Gorman originally imagined this as darkly humorous, even campy. But Gilbert played it in a way that was surprisingly powerful: a threat. Gorman didn’t laugh. He got chills.
Egor was right.
“Life is for the living, Liv.”
His best friend burst out laughing. “Darling, I love you. But here’s three things I’m pretty sure are true. One: a cute twentysomething is not going to run away to a Greek island with you. Two: everyone creates their own version of a marriage. If freedom is important to you, invent a marriage with freedom baked into it. Three: Henry is wonderful, and he loves you. You might see marriage as a bad imitation of heteronormativity. But he probably sees it as a safety net for the life your generation fought so hard to get.”
A warm breeze rustled through the dusk, sending dead willow leaves floating around them. Gorman remembered when the willow was too small for the patch of new, dark mulch around it. Now, it was as dried-up as the spiderweb-covered pot plants. The liver-spotted skin on the back of his hand. Gorman didn’t want to get old. He didn’t want to be a dull old man any more than he wanted to lose his sense of self in a partnership. But possibly, there was some truth to what Liv had just laid out.
Liv asked, “Does Henry want children?”
Even though they’d never discussed it, the answer came from somewhere deeper than logic. “Yes.”
Liv made eye contact with him deliberately. “Then, trust me: a man like Henry won’t wait forever.”
The idea sent a peculiar chill up Gorman’s spine.

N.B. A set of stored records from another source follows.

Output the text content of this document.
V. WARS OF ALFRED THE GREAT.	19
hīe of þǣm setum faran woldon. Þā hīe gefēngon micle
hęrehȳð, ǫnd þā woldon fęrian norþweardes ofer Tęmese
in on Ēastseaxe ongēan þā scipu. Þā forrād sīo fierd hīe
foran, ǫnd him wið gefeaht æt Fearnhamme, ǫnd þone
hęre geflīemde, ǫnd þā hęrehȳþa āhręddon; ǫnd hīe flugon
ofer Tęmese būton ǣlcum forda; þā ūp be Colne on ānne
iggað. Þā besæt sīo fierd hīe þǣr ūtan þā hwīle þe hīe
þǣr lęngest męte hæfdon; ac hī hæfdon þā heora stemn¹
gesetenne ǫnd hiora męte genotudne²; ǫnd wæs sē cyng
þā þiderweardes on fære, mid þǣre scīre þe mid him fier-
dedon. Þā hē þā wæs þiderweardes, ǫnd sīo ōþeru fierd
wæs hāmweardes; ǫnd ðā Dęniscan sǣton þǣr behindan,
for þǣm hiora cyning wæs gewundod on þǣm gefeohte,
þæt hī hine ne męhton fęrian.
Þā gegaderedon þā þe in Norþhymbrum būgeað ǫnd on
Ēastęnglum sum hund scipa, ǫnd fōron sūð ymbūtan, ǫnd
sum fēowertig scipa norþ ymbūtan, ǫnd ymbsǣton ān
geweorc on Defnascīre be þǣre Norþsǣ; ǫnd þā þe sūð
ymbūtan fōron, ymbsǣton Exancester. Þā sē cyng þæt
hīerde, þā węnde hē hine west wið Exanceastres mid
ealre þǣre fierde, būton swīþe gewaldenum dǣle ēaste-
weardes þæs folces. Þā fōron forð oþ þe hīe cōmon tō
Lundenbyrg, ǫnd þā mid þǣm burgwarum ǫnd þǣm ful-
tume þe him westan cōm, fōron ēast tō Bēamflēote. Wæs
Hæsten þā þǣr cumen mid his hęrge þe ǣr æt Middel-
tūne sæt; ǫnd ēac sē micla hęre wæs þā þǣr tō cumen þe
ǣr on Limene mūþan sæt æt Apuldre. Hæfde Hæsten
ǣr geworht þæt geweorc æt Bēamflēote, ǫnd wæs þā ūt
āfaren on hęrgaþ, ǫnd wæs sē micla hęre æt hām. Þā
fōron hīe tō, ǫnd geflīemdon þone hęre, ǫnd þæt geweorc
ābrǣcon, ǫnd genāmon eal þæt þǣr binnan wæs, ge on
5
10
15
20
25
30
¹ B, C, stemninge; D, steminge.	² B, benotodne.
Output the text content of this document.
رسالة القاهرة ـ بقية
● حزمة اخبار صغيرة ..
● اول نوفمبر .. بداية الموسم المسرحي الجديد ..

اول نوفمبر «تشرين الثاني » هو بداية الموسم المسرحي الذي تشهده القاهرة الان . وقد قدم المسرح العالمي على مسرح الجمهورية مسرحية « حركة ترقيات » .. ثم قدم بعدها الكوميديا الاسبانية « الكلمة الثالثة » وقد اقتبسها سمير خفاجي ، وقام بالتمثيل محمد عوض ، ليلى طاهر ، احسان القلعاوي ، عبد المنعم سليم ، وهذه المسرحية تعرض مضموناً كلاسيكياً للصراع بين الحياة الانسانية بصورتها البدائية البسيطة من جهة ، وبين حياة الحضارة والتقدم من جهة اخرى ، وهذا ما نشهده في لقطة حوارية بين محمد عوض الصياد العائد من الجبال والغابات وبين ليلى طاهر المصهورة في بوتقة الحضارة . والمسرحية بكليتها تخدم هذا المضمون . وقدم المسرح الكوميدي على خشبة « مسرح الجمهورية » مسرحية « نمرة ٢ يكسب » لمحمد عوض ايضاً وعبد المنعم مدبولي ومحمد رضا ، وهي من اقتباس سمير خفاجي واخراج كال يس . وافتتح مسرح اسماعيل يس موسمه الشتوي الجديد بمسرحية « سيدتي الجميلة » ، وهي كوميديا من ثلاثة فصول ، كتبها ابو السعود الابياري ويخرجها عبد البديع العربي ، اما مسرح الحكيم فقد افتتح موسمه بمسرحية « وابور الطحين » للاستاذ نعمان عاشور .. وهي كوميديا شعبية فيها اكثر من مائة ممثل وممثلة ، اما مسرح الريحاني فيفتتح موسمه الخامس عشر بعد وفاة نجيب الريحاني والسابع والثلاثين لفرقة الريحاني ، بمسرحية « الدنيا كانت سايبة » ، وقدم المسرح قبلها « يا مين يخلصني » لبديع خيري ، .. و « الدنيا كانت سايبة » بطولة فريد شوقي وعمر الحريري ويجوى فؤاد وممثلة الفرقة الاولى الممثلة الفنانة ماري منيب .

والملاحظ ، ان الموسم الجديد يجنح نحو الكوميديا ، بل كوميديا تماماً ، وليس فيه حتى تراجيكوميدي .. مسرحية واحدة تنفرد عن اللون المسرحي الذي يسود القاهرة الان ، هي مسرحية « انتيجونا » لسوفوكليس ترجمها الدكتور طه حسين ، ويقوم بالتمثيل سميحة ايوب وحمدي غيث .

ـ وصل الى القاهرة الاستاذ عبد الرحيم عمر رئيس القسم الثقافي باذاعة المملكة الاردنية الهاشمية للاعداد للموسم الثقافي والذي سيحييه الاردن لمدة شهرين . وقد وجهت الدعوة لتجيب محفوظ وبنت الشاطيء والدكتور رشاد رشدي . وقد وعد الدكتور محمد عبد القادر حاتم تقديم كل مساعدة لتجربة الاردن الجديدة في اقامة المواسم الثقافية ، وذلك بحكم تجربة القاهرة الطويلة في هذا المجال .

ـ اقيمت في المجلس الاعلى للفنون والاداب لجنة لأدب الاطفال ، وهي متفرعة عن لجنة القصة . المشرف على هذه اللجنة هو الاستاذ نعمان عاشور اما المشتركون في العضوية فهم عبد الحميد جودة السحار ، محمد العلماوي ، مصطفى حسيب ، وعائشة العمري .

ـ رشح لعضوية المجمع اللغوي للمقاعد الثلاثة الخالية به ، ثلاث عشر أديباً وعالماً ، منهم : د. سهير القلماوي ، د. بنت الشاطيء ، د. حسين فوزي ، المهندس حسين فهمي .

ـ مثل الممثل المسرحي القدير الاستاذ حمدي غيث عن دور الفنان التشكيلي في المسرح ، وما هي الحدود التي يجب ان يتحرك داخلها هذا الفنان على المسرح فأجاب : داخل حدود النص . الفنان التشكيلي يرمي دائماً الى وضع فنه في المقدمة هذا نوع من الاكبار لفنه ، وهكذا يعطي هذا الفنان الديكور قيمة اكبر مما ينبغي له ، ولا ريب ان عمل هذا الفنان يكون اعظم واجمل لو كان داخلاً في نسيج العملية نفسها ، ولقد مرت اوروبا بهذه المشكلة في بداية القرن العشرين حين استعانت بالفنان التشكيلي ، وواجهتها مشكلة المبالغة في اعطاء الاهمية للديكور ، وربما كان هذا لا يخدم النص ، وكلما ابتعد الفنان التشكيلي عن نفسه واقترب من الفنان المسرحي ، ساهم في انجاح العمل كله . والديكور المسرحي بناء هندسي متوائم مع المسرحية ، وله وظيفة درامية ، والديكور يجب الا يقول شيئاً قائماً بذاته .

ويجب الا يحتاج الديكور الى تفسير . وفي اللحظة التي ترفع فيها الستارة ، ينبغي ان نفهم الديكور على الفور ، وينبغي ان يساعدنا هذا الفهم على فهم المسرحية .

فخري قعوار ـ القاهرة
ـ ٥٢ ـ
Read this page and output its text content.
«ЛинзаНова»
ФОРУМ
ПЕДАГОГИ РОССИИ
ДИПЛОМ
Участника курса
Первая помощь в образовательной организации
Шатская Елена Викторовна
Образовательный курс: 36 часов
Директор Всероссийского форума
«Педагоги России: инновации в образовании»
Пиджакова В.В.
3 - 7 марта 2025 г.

He loved Henry. He loved that Henry fell asleep reading in bed almost every night and didn’t wake when Gorman carefully removed his reading glasses. He loved that Henry approached life with a measured and practical thoughtfulness but could still be spontaneous and funny and cut a mean rug on the dance floor. He was trustworthy and hardworking and patient. Kind to children and animals.
Marriage used to be boring. But it was interesting to consider—just consider—that getting married, or hell, becoming a father, in his midfifties might just be the most radical thing Ralph Gorman could ever do.